El inicio de una década ––este año 2020–– más el ataque feroz de la pandemia sobre los pueblos del mundo y Honduras vaticinan el final de toda una era y el nacimiento de otra, vibración que se percibe en las expresiones del común de la gente cuando afirma “esto tiene que cambiar”, “se necesita una nueva Honduras”. Es obvia, pues, una etapa de cansancio que ya en su clímax no puede soportarse más, no solo por las injusticias institucionalizadas a lo largo de un siglo sino, en lo inmediato, por el hambre que deja la crisis sanitaria y por la pobreza, la que abandona ya su límite sabido (64%) para engrosar las estadísticas de la miseria.
Todo se resume en un inmenso cauce de dolor que el hondureño ha tenido que navegar por cien años para llegar a ninguna parte y a nada y que sólo puede ser redimido ––ya que el poder civil se vició–– por dos grandes energías históricas: las fuerzas armadas, que quizás todavía tienen el potencial para forzar una honesta corrección política (antes de que el desprecio ciudadano las haga desaparecer), por cuanto poseen las armas, y el pueblo en rebeldía subversiva, armado con la justicia y la razón, más poderosas que un rifle. Queda analizar si el fracaso del pueblo se debe quizás, como afirma un eminente sociólogo, a que no ha sido lo suficientemente violento, si no las circunstancias ya hubieran variado.
De la primera opción debe esperarse poco pues los militares fueron comprados y forman ya parte del esquema de corrupción, y en cuanto a la segunda, exige una sabiduría tanto emotiva como intelectual: que nos convenzamos de que no será por la vía de los partidos tradicionales (y menos de algunos minúsculos nuevos) que va a regenerarse la nación. Es más factible que, dentro de alguna coyuntura que aún no vemos, los cambios profundos provengan de gentes no involucradas con partidos. Ya ha ocurrido en otras naciones.

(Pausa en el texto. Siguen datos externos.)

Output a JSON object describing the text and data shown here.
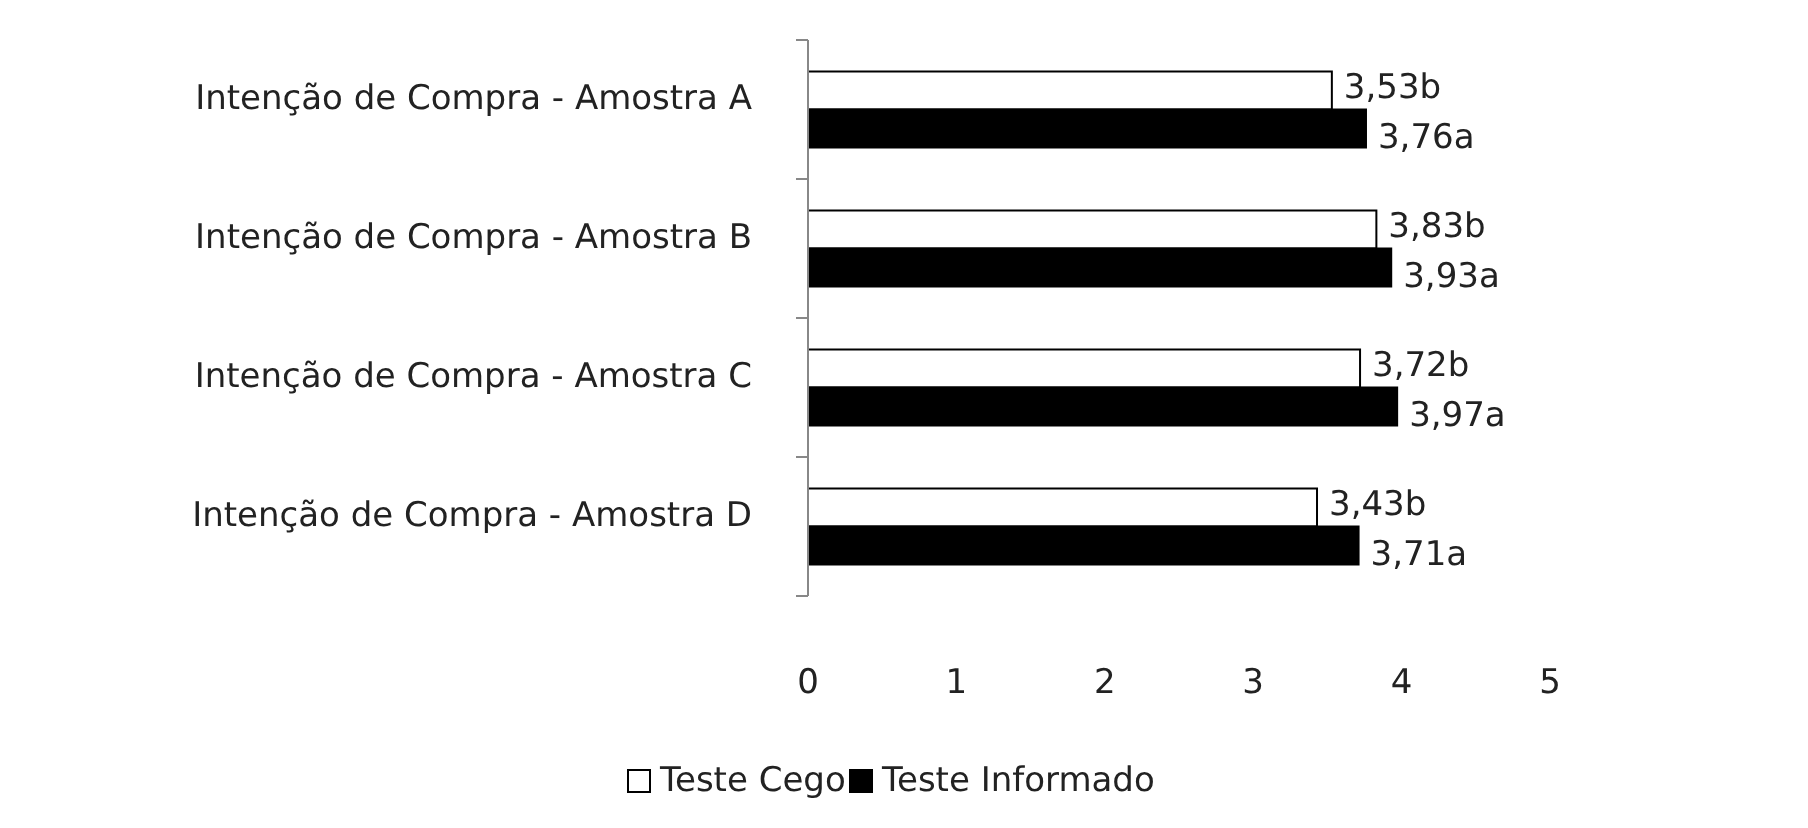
{
  "chart_data": {
    "type": "bar",
    "orientation": "horizontal",
    "categories": [
      "Intenção de Compra - Amostra A",
      "Intenção de Compra - Amostra B",
      "Intenção de Compra - Amostra C",
      "Intenção de Compra - Amostra D"
    ],
    "series": [
      {
        "name": "Teste Cego",
        "color": "#ffffff",
        "values": [
          3.53,
          3.83,
          3.72,
          3.43
        ],
        "value_labels": [
          "3,53b",
          "3,83b",
          "3,72b",
          "3,43b"
        ]
      },
      {
        "name": "Teste Informado",
        "color": "#000000",
        "values": [
          3.76,
          3.93,
          3.97,
          3.71
        ],
        "value_labels": [
          "3,76a",
          "3,93a",
          "3,97a",
          "3,71a"
        ]
      }
    ],
    "xlim": [
      0,
      5
    ],
    "xticks": [
      0,
      1,
      2,
      3,
      4,
      5
    ],
    "grid": false,
    "legend": "bottom"
  }
}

El contrato social teorizado por Rousseau en 1762 está irreparablemente roto en Honduras. Ya no hay vínculos, que no sean de odio mutuo, entre gobernantes y gobernados, debido a que toda ética de relación respetuosa se fracturó. La mejor constancia de ello ocurre en dos dimensiones: la clase dirigente dejó de serlo para convertirse en una letrada pandilla de cacos que aspira al poder con el exclusivo ánimo de lucrar y, dos, el alto grado de abstención que sucede en las contiendas electorales es el crudo retrato de la pérdida de fe en la “democracia” falsamente instalada y operada por esa misma élite. Arribamos al borde del abismo pues aquí no se puede reformar, corregir ni reconstruir nada y va a ser mejor resembrarlo todo, desde el cimiento, pues ninguna obra de malos albañiles es digna de confianza.
El proceso político degenerativo que sufrimos nos hace a todos un daño terrible pues nos ha convertido en un caso clínico de desafecto, desconfianza, duda social, malicia y oculta depresión. Ya no creemos en nada ni nadie que no sea la superstición de un dios que arregla todo, o en la bienaventuranza de un accidente del azar, siendo la realidad que a ninguno de ambos le corresponde solucionar el problema sino a nosotros como seres humanos supuestamente inteligentes y con suficiente dignidad como para hermanarnos y comportarnos como pueblo que resiste y defiende sus derechos.